We created a feasibility checklist to verify the important capabilities expected from the real-time framework and quickly executed a proof of concept exercise for AWS Appsync. Based on this, AWS Appsync ticked against most of the points, and it integrated well with the rest of our architecture. We finalized on using AWS Appsync for real-time communication and started the development with this. As per our design, we were using multiple Appsync data stores/nodes for ‘Ride Requests’, ‘Driver-Vehicle Pairs’ etc. to dynamically handle real-time communication. AWS Appsync was working well during our development and unit testing phases.
However, towards the closure of the development stage, when we started the integration tests simulating real-life peak scenarios, we started noticing some inconsistencies in the communication. When many concurrent requests were being served, it was noticed that the ride status updates like drivers accepting a ride or canceling a ride, etc. were not updated properly through AppSync (in DynamoDB) for around 20% of the cases. These tests were simulating real-life test scenarios with multiple ride requests flowing through their ride lifecycle. In production scenarios, we could not afford even 1% of real-time communication failure.
With just a month to go for planned UAT – we decided to report this to AWS and troubleshoot.
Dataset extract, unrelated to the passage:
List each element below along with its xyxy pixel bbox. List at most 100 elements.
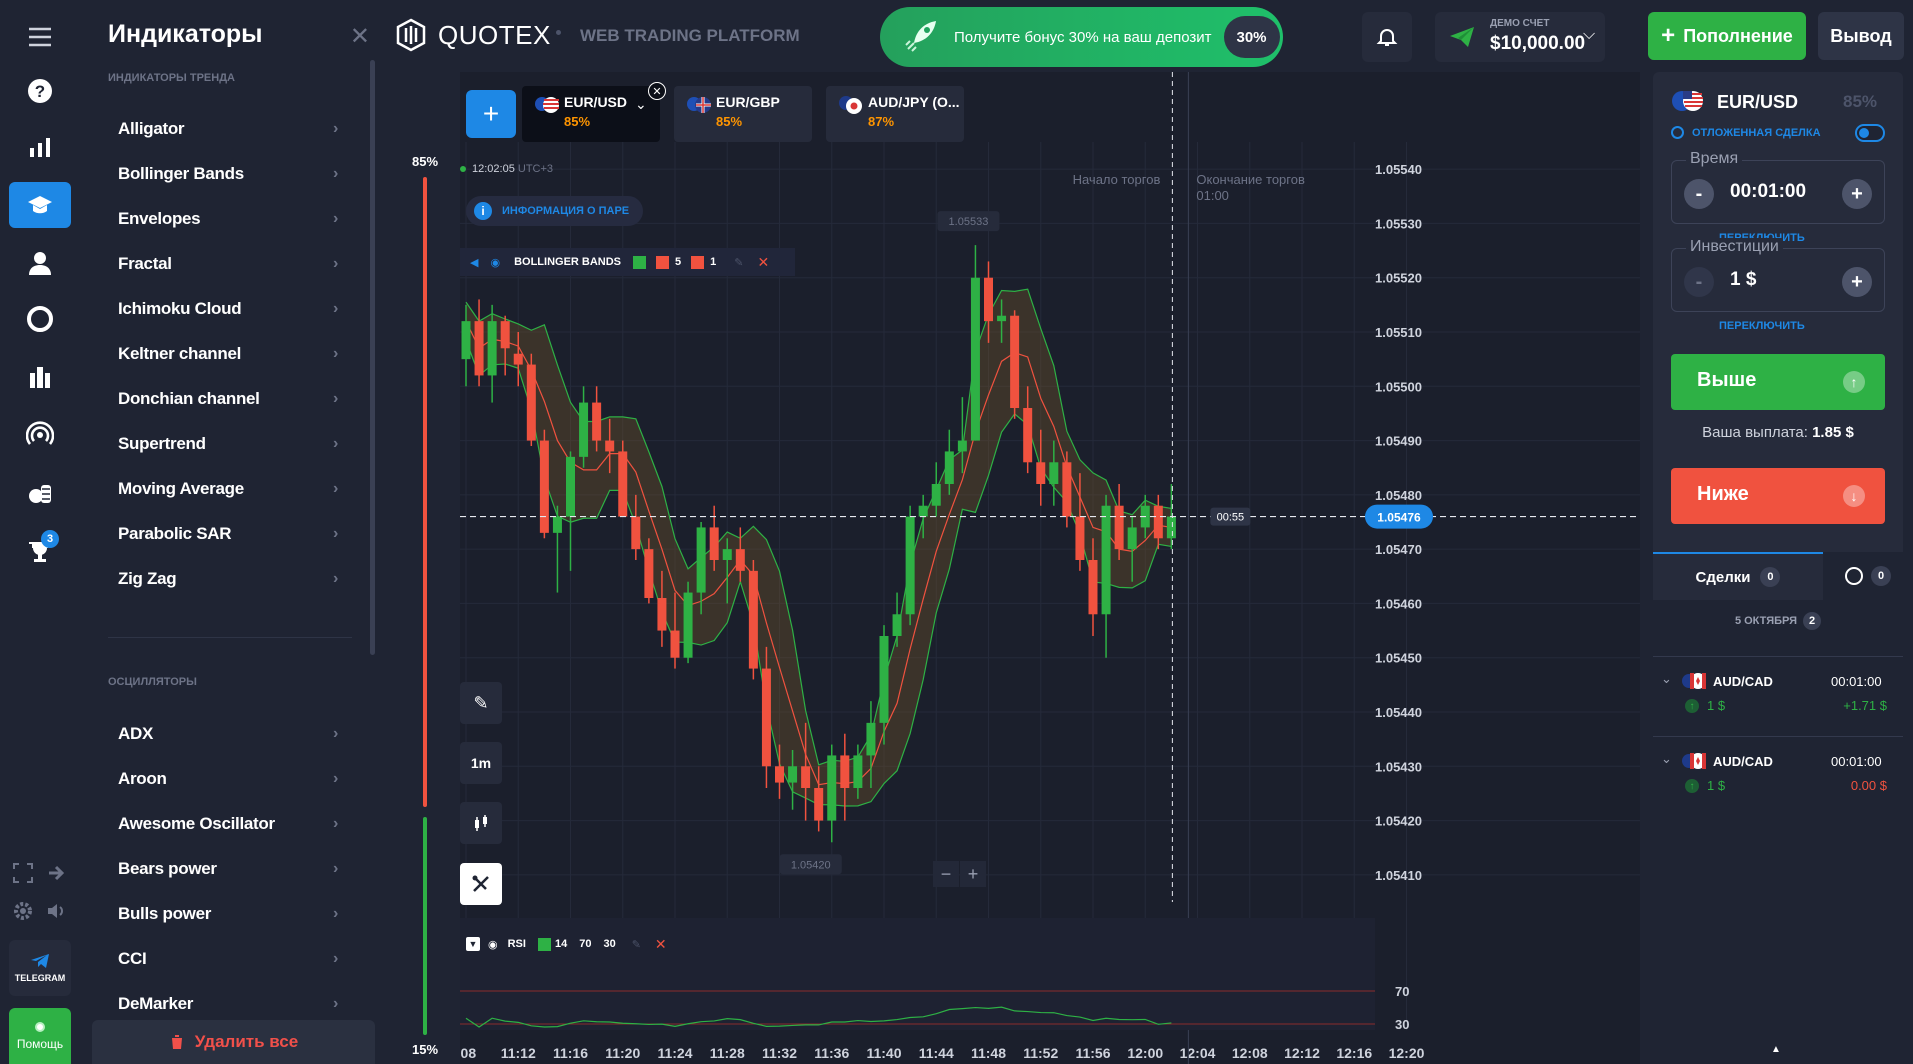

We tried various options of troubleshooting based on materials, the internet, and the options suggested by the AWS support team, but the issue was not resolved. Though the AWS support team was helpful, they were not sure about the resolution time and hence had no option but to start looking for alternatives.
Option 3 – Firebase:
During the design phase, we had successfully completed the proof-of-concept for Firebase as well. Initially, we did not choose Firebase since we favored the usage of AWS stack for the whole solution. However, the failure scenarios in Appsync left us with no option but to change our real-time communication framework to Firebase.
Hence we started the re-development of the real-time communication module using Firebase, with less than one month to go into UAT. The same data stores which were designed for real-time communication in Appsync were converted as nodes in Firebase. We designed methods to integrate the real-time data from Firebase into DynamoDB. As soon as we completed the development of a few important real-time communication APIs, we started the integration tests with real-life test simulations. We noticed that there were no failures in real-time communication for Firebase, even when 3 times the peak load size was tried out. All the real-time operations like Book Ride, Ride Accept, Passenger Cancel, and Driver Cancel were executed successfully. The ride status and location updates were synchronized between the mobile applications and server-side APIs without failures. The load testing was successful for all test cases for different concurrent requests executed using JMeter and automated test scripts. Firebase could handle the real-time communication scenarios expected from the solution. UAT phase was successful, and the application was moved to production without any issues.
In Conclusion
The road to building a successful application is not a walk in the park, but with the right team of experts who are passionate about getting it right, any challenge can be successfully overcome.
Experion’s adept team overcame the hurdles they faced while building this solution suite with ease- they showed a pragmatic use of technical and domain expertise and ensured the product went live in record time, completely unhassled by the time-crunch they were met with.